Orszag, we recall, served a stint as President Obama's director of the Office of Management and Budget and his willingness to sacrifice Social Security and his defensive reasoning ("oh, why not harm it so others don't harm it even more?) seem to echo the style of his ex-boss.

On December 16, Kuttner revealed "a scheme for the president to embrace much of the Bowles-Simpson plan — including cuts in Social Security. This is to be unveiled, according to well-placed sources, in the president’s State of the Union address."

Ed Rendell, far more happily, agrees. On The Ed (Schultz) Show Tuesday, the former Philadelphia mayor and outgoing Pennsylvania governor told guest host Cenk Uygur (video, below, from The Young Turks, Uygur's outfit) to consider "what the President is going to propose, I think, in his State of The Union," then went on to say

But if you tell me by 2050 we're going to raise the age of Social Security to 69, I don't have a problem with that because we'll all be living to 94, 95 years in life expectancy....

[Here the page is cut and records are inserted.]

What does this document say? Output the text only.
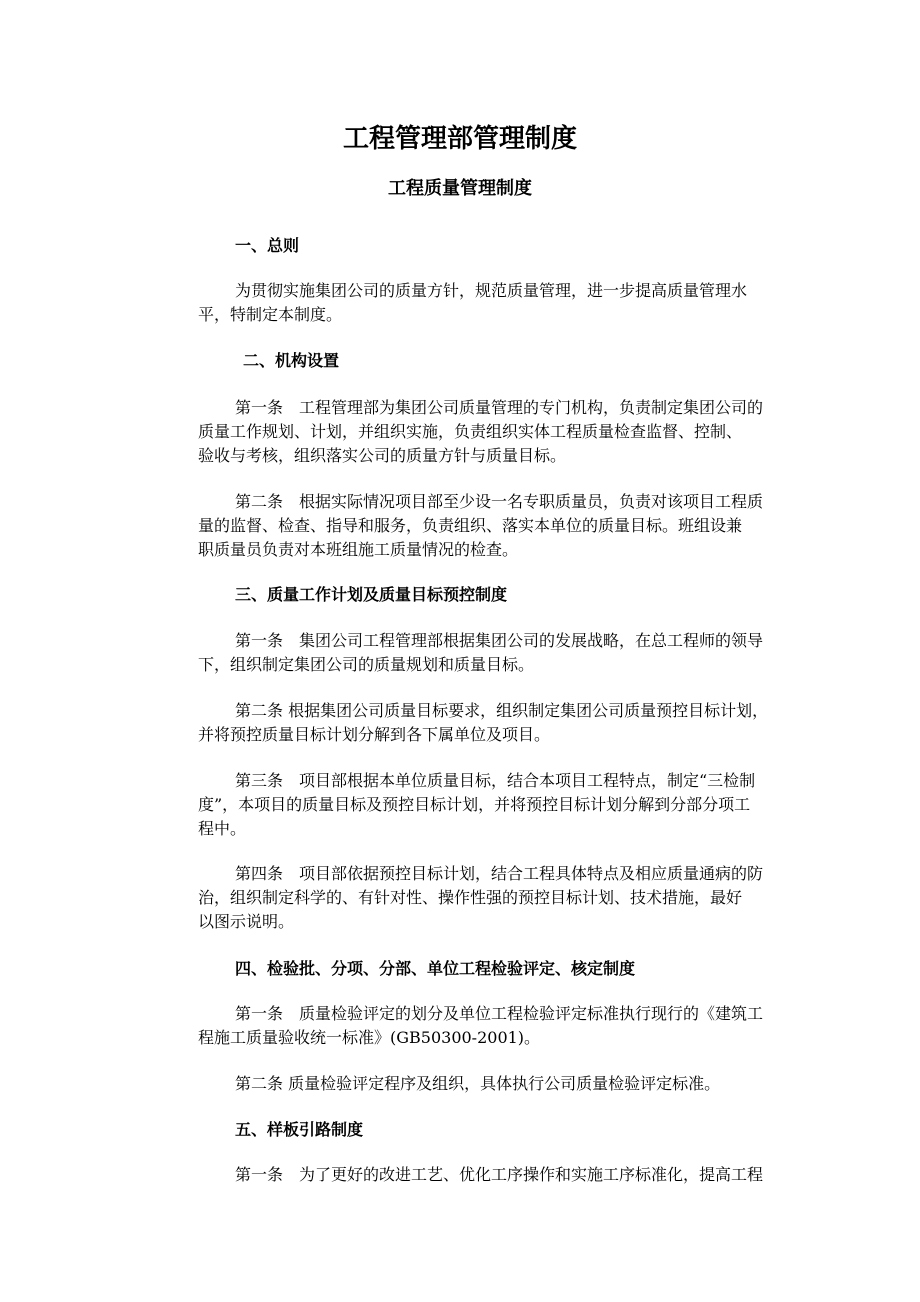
工程管理部管理制度
工程质量管理制度
一、总则
为贯彻实施集团公司的质量方针，规范质量管理，进一步提高质量管理水
平，特制定本制度。
二、机构设置
第一条　工程管理部为集团公司质量管理的专门机构，负责制定集团公司的
质量工作规划、计划，并组织实施，负责组织实体工程质量检查监督、控制、
验收与考核，组织落实公司的质量方针与质量目标。
第二条　根据实际情况项目部至少设一名专职质量员，负责对该项目工程质
量的监督、检查、指导和服务，负责组织、落实本单位的质量目标。班组设兼
职质量员负责对本班组施工质量情况的检查。
三、质量工作计划及质量目标预控制度
第一条　集团公司工程管理部根据集团公司的发展战略，在总工程师的领导
下，组织制定集团公司的质量规划和质量目标。
第二条 根据集团公司质量目标要求，组织制定集团公司质量预控目标计划，
并将预控质量目标计划分解到各下属单位及项目。
第三条　项目部根据本单位质量目标，结合本项目工程特点，制定“三检制
度”，本项目的质量目标及预控目标计划，并将预控目标计划分解到分部分项工
程中。
第四条　项目部依据预控目标计划，结合工程具体特点及相应质量通病的防
治，组织制定科学的、有针对性、操作性强的预控目标计划、技术措施，最好
以图示说明。
四、检验批、分项、分部、单位工程检验评定、核定制度
第一条　质量检验评定的划分及单位工程检验评定标准执行现行的《建筑工
程施工质量验收统一标准》(GB50300-2001)。
第二条 质量检验评定程序及组织，具体执行公司质量检验评定标准。
五、样板引路制度
第一条　为了更好的改进工艺、优化工序操作和实施工序标准化，提高工程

Barack Obama won't claim within a few decades "we'll all be living to 94, 95 years in age"- he's far too careful with details to come up with that whopper. But the myth that a life like Methuselah is just around the corner has been a necessary precursor to get people to accept a cut in benefits for the elderly (also keeping them in their jobs longer, a swell gift to the nation's young people.) And raising the retirement age has been where this Administration has been heading since before the deficit commission was formed.

Kuttner notes that Social Security is in surplus for the next 27 years and "what pushed" it "(very slightly) into the red is the fact that all the income gains have gone to the top." Few, however, on the right or among the moguls of bipartisanship will note the fiscal soundness of Social Security- which, understandably, from their perspective is "entitlement." And there will not be even a hint that any "crisis" (however contrived) is due to the widening gap between the wealthy and the rest of us. But you knew that.